Once, on a road trip with friends from New York to California, I kept a list of every river and stream we crossed, starting with the Hudson.

After the Delaware and the Susquehanna, we found ourselves crossing the Cowpasture River and Salt Sulphur Springs, Clinch River and Bog Swan Creek, Poor Hollow, Rio Puerco, Cottonwood Wash and Moore Gulch. Though I probably dozed off and missed a few, and many remained unidentified by signs, by the end of the trip there were 113 on my list. If we couldn’t hear the sound of the water itself, the syllables of the names became a new way for me to chart this country.

I thought of this list recently, and the curious way we have of naming the features and events of the natural world.
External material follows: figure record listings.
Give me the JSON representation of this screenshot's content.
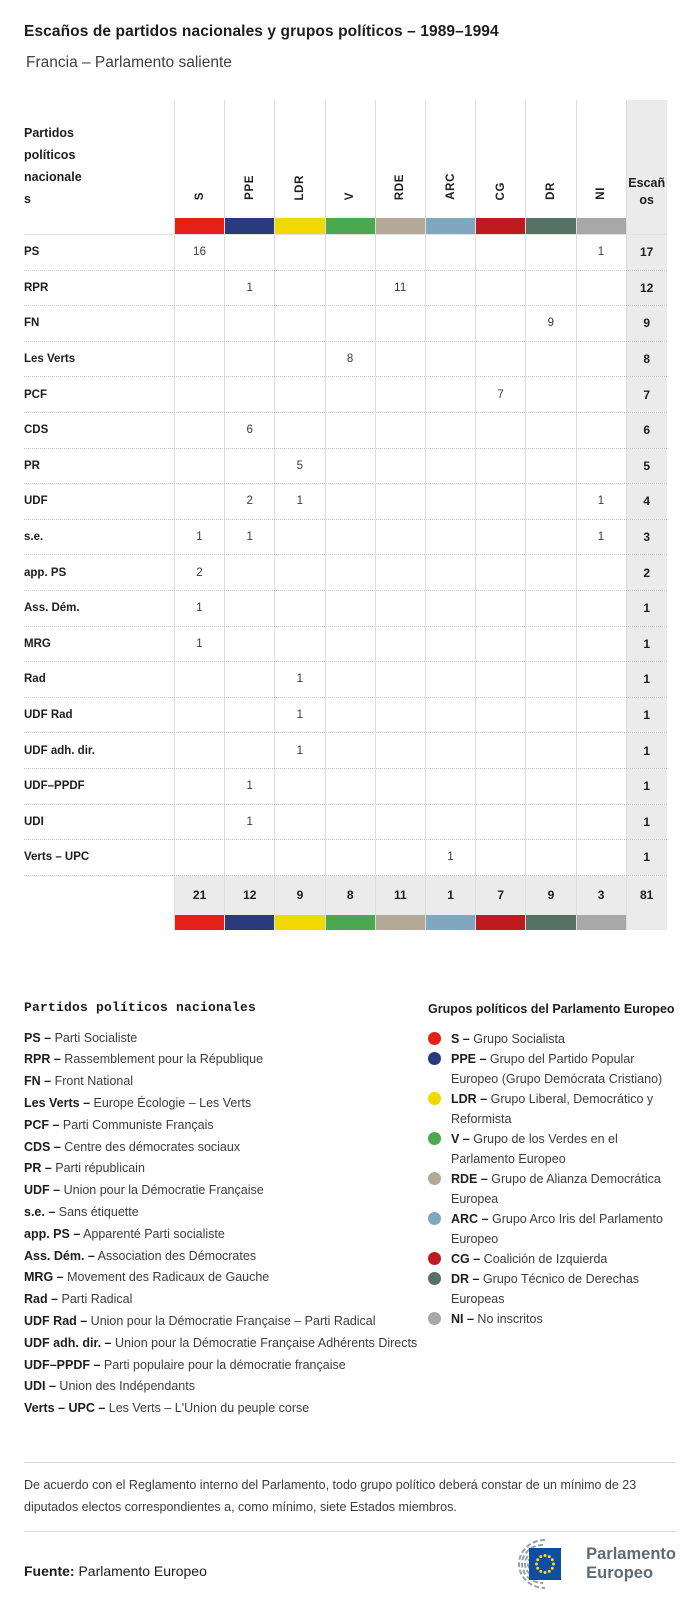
{
  "header": {
    "title": "Escaños de partidos nacionales y grupos políticos – 1989–1994",
    "subtitle": "Francia – Parlamento saliente"
  },
  "chart_data": {
    "type": "table",
    "title": "Escaños de partidos nacionales y grupos políticos – 1989–1994",
    "subtitle": "Francia – Parlamento saliente",
    "corner_label": "Partidos políticos nacionales",
    "seats_label": "Escaños",
    "groups": [
      {
        "id": "S",
        "color": "#e32119"
      },
      {
        "id": "PPE",
        "color": "#2a3b7d"
      },
      {
        "id": "LDR",
        "color": "#f0d800"
      },
      {
        "id": "V",
        "color": "#4aa94e"
      },
      {
        "id": "RDE",
        "color": "#b3a996"
      },
      {
        "id": "ARC",
        "color": "#7fa8c0"
      },
      {
        "id": "CG",
        "color": "#bd1b1e"
      },
      {
        "id": "DR",
        "color": "#567264"
      },
      {
        "id": "NI",
        "color": "#a8a8a8"
      }
    ],
    "rows": [
      {
        "party": "PS",
        "cells": [
          16,
          null,
          null,
          null,
          null,
          null,
          null,
          null,
          1
        ],
        "total": 17
      },
      {
        "party": "RPR",
        "cells": [
          null,
          1,
          null,
          null,
          11,
          null,
          null,
          null,
          null
        ],
        "total": 12
      },
      {
        "party": "FN",
        "cells": [
          null,
          null,
          null,
          null,
          null,
          null,
          null,
          9,
          null
        ],
        "total": 9
      },
      {
        "party": "Les Verts",
        "cells": [
          null,
          null,
          null,
          8,
          null,
          null,
          null,
          null,
          null
        ],
        "total": 8
      },
      {
        "party": "PCF",
        "cells": [
          null,
          null,
          null,
          null,
          null,
          null,
          7,
          null,
          null
        ],
        "total": 7
      },
      {
        "party": "CDS",
        "cells": [
          null,
          6,
          null,
          null,
          null,
          null,
          null,
          null,
          null
        ],
        "total": 6
      },
      {
        "party": "PR",
        "cells": [
          null,
          null,
          5,
          null,
          null,
          null,
          null,
          null,
          null
        ],
        "total": 5
      },
      {
        "party": "UDF",
        "cells": [
          null,
          2,
          1,
          null,
          null,
          null,
          null,
          null,
          1
        ],
        "total": 4
      },
      {
        "party": "s.e.",
        "cells": [
          1,
          1,
          null,
          null,
          null,
          null,
          null,
          null,
          1
        ],
        "total": 3
      },
      {
        "party": "app. PS",
        "cells": [
          2,
          null,
          null,
          null,
          null,
          null,
          null,
          null,
          null
        ],
        "total": 2
      },
      {
        "party": "Ass. Dém.",
        "cells": [
          1,
          null,
          null,
          null,
          null,
          null,
          null,
          null,
          null
        ],
        "total": 1
      },
      {
        "party": "MRG",
        "cells": [
          1,
          null,
          null,
          null,
          null,
          null,
          null,
          null,
          null
        ],
        "total": 1
      },
      {
        "party": "Rad",
        "cells": [
          null,
          null,
          1,
          null,
          null,
          null,
          null,
          null,
          null
        ],
        "total": 1
      },
      {
        "party": "UDF Rad",
        "cells": [
          null,
          null,
          1,
          null,
          null,
          null,
          null,
          null,
          null
        ],
        "total": 1
      },
      {
        "party": "UDF adh. dir.",
        "cells": [
          null,
          null,
          1,
          null,
          null,
          null,
          null,
          null,
          null
        ],
        "total": 1
      },
      {
        "party": "UDF–PPDF",
        "cells": [
          null,
          1,
          null,
          null,
          null,
          null,
          null,
          null,
          null
        ],
        "total": 1
      },
      {
        "party": "UDI",
        "cells": [
          null,
          1,
          null,
          null,
          null,
          null,
          null,
          null,
          null
        ],
        "total": 1
      },
      {
        "party": "Verts – UPC",
        "cells": [
          null,
          null,
          null,
          null,
          null,
          1,
          null,
          null,
          null
        ],
        "total": 1
      }
    ],
    "totals": [
      21,
      12,
      9,
      8,
      11,
      1,
      7,
      9,
      3
    ],
    "grand_total": 81
  },
  "legend_parties": {
    "title": "Partidos políticos nacionales",
    "items": [
      {
        "abbr": "PS –",
        "name": "Parti Socialiste"
      },
      {
        "abbr": "RPR –",
        "name": "Rassemblement pour la République"
      },
      {
        "abbr": "FN –",
        "name": "Front National"
      },
      {
        "abbr": "Les Verts –",
        "name": "Europe Écologie – Les Verts"
      },
      {
        "abbr": "PCF –",
        "name": "Parti Communiste Français"
      },
      {
        "abbr": "CDS –",
        "name": "Centre des démocrates sociaux"
      },
      {
        "abbr": "PR –",
        "name": "Parti républicain"
      },
      {
        "abbr": "UDF –",
        "name": "Union pour la Démocratie Française"
      },
      {
        "abbr": "s.e. –",
        "name": "Sans étiquette"
      },
      {
        "abbr": "app. PS –",
        "name": "Apparenté Parti socialiste"
      },
      {
        "abbr": "Ass. Dém. –",
        "name": "Association des Démocrates"
      },
      {
        "abbr": "MRG –",
        "name": "Movement des Radicaux de Gauche"
      },
      {
        "abbr": "Rad –",
        "name": "Parti Radical"
      },
      {
        "abbr": "UDF Rad –",
        "name": "Union pour la Démocratie Française – Parti Radical"
      },
      {
        "abbr": "UDF adh. dir. –",
        "name": "Union pour la Démocratie Française Adhérents Directs"
      },
      {
        "abbr": "UDF–PPDF –",
        "name": "Parti populaire pour la démocratie française"
      },
      {
        "abbr": "UDI –",
        "name": "Union des Indépendants"
      },
      {
        "abbr": "Verts – UPC –",
        "name": "Les Verts – L'Union du peuple corse"
      }
    ]
  },
  "legend_groups": {
    "title": "Grupos políticos del Parlamento Europeo",
    "items": [
      {
        "abbr": "S –",
        "name": "Grupo Socialista",
        "color": "#e32119"
      },
      {
        "abbr": "PPE –",
        "name": "Grupo del Partido Popular Europeo (Grupo Demócrata Cristiano)",
        "color": "#2a3b7d"
      },
      {
        "abbr": "LDR –",
        "name": "Grupo Liberal, Democrático y Reformista",
        "color": "#f0d800"
      },
      {
        "abbr": "V –",
        "name": "Grupo de los Verdes en el Parlamento Europeo",
        "color": "#4aa94e"
      },
      {
        "abbr": "RDE –",
        "name": "Grupo de Alianza Democrática Europea",
        "color": "#b3a996"
      },
      {
        "abbr": "ARC –",
        "name": "Grupo Arco Iris del Parlamento Europeo",
        "color": "#7fa8c0"
      },
      {
        "abbr": "CG –",
        "name": "Coalición de Izquierda",
        "color": "#bd1b1e"
      },
      {
        "abbr": "DR –",
        "name": "Grupo Técnico de Derechas Europeas",
        "color": "#567264"
      },
      {
        "abbr": "NI –",
        "name": "No inscritos",
        "color": "#a8a8a8"
      }
    ]
  },
  "footnote": "De acuerdo con el Reglamento interno del Parlamento, todo grupo político deberá constar de un mínimo de 23 diputados electos correspondientes a, como mínimo, siete Estados miembros.",
  "source": {
    "label": "Fuente:",
    "value": "Parlamento Europeo"
  },
  "logo": {
    "line1": "Parlamento",
    "line2": "Europeo"
  }
}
Maybe it’s a result of extreme weather patterns, but meteorologists seem to have developed a mania for naming storms — it is no longer simply hurricanes to which we assign names, but snowstorms and even ferocious rainstorms. Winter 2017 wasn’t especially severe, but here in the Northeast the craze for naming gave us Niko, Orson, Pluto and Stella. As well as the promise by the Weather Channel to name a storm next year after Stephen Colbert after he questioned the logic of this practice.

While it is hard not to admire the inventiveness of the meteorologists coming up with these names, it would likely be of greater benefit if we could find a similar pleasure in learning a few of the names that identify those features of the natural world we live with all the time. Which is to say, instead of making up new names, we might consider learning the names that already exist.

Names aren’t everything, of course. In a data-driven time, we should — and do — study river acidity, turbidity levels, disruptions in flow, velocity, levels of pollutants, water temperature. All of these help us to take measure of the health of our country’s waterways. But in matters of waterscape — and landscape, as well — I would suggest that the names are every bit as important as the numbers. Because as the British writer Robert Macfarlane writes, “Once a landscape goes undescribed and therefore unregarded, it becomes more vulnerable to unwise use or improper action.”

Giving something a name is the first step in taking care of it. Place names help us to attach landscape to history and region. And when it comes to the question of attachment, we are not just speaking of how names are attached to places, but how humans become attached to places.

In her recent biography of the poet Elizabeth Bishop, Megan Marshall quotes her late in her life: “I want now — now that it’s too late — to learn the name of everything.” And Bishop began to identify the names of Maine flowers: white clover, oxeye daisy, red clover, wild radish, beach pea, white rosa rugosa, fragrant bedstraw.

I revisit more names on my own list: Caney Fork River, Chief Creek, Dry Creek, Live Oak Draw, Fish Wash, Puckett Draw, Brazos River, Deadman Wash. As our trip took us west, and as the streams and creeks became washes and gulches, rios and draws, these names confirmed the abiding connection between language and landscape.

All are embedded in local history. Fish Wash and Cowpasture River evoke particular purposes — where fish were once ample and where a herd of stolen cows was supposedly abandoned after they grew tired. Caney Fork River in Tennessee was named for the cane breaks — a thicket of grasses — found on its banks.

The name of the Brazos River in Texas was derived from the Spanish Rio de los Brazos de Dios, meaning the “River of the Arms of God” — what the waterway appeared to be to early settlers in that parched part of the country. Other names likely evoke long gone residents, and if the facts of their lives are no longer known to us, conjecturing about them is almost as good. And Deadman Wash … well, I’m sure there’s a story there, too.

Another poet, Mary Oliver, says that devotion begins with attention. And part of paying attention to things, it seems to me, is knowing their names. At a time when funding for the Environmental Protection Agency and scientific research are under such threat and the regulation of environmental standards so compromised, perhaps we could make the effort to learn as many of the names of those places — and the trees, the rivers, the ranges, all the species that live there — as possible, before it’s too late.